The very first thing you need to take into account is how long this solution is intended to survive and whether we will need to pass it on to another user. Why? Because you are targeting your own email account. Building a solution against your email account locks it down so that only you can use it. It can’t be shared, and it’s difficult to port to others later, as the source files for the solution (emails, attachments, and so on) are in your inbox.
The reality is that if you leave the organization, voluntarily or otherwise, the solution will most likely become useless to others. And if you stay and get promoted, you’ll be stuck updating the solution that is bound to your email account.

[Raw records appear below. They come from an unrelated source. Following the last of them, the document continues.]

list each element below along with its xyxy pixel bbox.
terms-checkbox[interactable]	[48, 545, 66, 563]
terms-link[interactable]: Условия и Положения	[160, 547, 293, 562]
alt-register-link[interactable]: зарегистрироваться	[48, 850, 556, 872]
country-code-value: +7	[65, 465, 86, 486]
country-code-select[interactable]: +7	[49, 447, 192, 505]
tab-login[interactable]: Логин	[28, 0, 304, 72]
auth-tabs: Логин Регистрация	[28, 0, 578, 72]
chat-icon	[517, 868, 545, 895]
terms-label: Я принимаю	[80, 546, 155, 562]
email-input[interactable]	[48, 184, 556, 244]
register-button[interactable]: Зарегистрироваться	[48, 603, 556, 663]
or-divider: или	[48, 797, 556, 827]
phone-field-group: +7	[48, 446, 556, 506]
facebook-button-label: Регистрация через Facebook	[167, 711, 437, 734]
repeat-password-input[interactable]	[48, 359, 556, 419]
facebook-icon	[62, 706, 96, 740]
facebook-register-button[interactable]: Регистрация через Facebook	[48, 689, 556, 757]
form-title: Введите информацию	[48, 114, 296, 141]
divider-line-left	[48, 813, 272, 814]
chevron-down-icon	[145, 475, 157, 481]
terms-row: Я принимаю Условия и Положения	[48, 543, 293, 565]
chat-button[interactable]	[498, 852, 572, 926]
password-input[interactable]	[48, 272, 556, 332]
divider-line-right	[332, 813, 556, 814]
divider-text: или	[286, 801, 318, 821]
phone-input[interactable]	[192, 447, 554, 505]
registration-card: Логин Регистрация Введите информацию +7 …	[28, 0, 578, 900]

If you intend to use the solution for a longer period, or it serves other users, it may be best to try to figure out how to extract the data from your inbox first and build the solution against that source. For email attachments, that is fairly easy: Just save them to a folder. For the email itself, it may not be practical, and maybe Power Query is the method to use to extract the emails and archive them in another format. Regardless, you should definitely give some thought to a succession plan for your solution once it starts to get reused.
Performance
The other major consideration you should take into account is performance, including speed.
Let’s face it: Most of us don’t keep extremely organized email inboxes. Instead, they are huge buckets of email spanning back sometimes months but more often years. As a result, retrieving data from Exchange can be very slow.
The solution to this is to use rules to reroute key emails into subfolders. When the subfolders contain only relevant data, retrieving, transforming, and loading the finished product will happen much more quickly.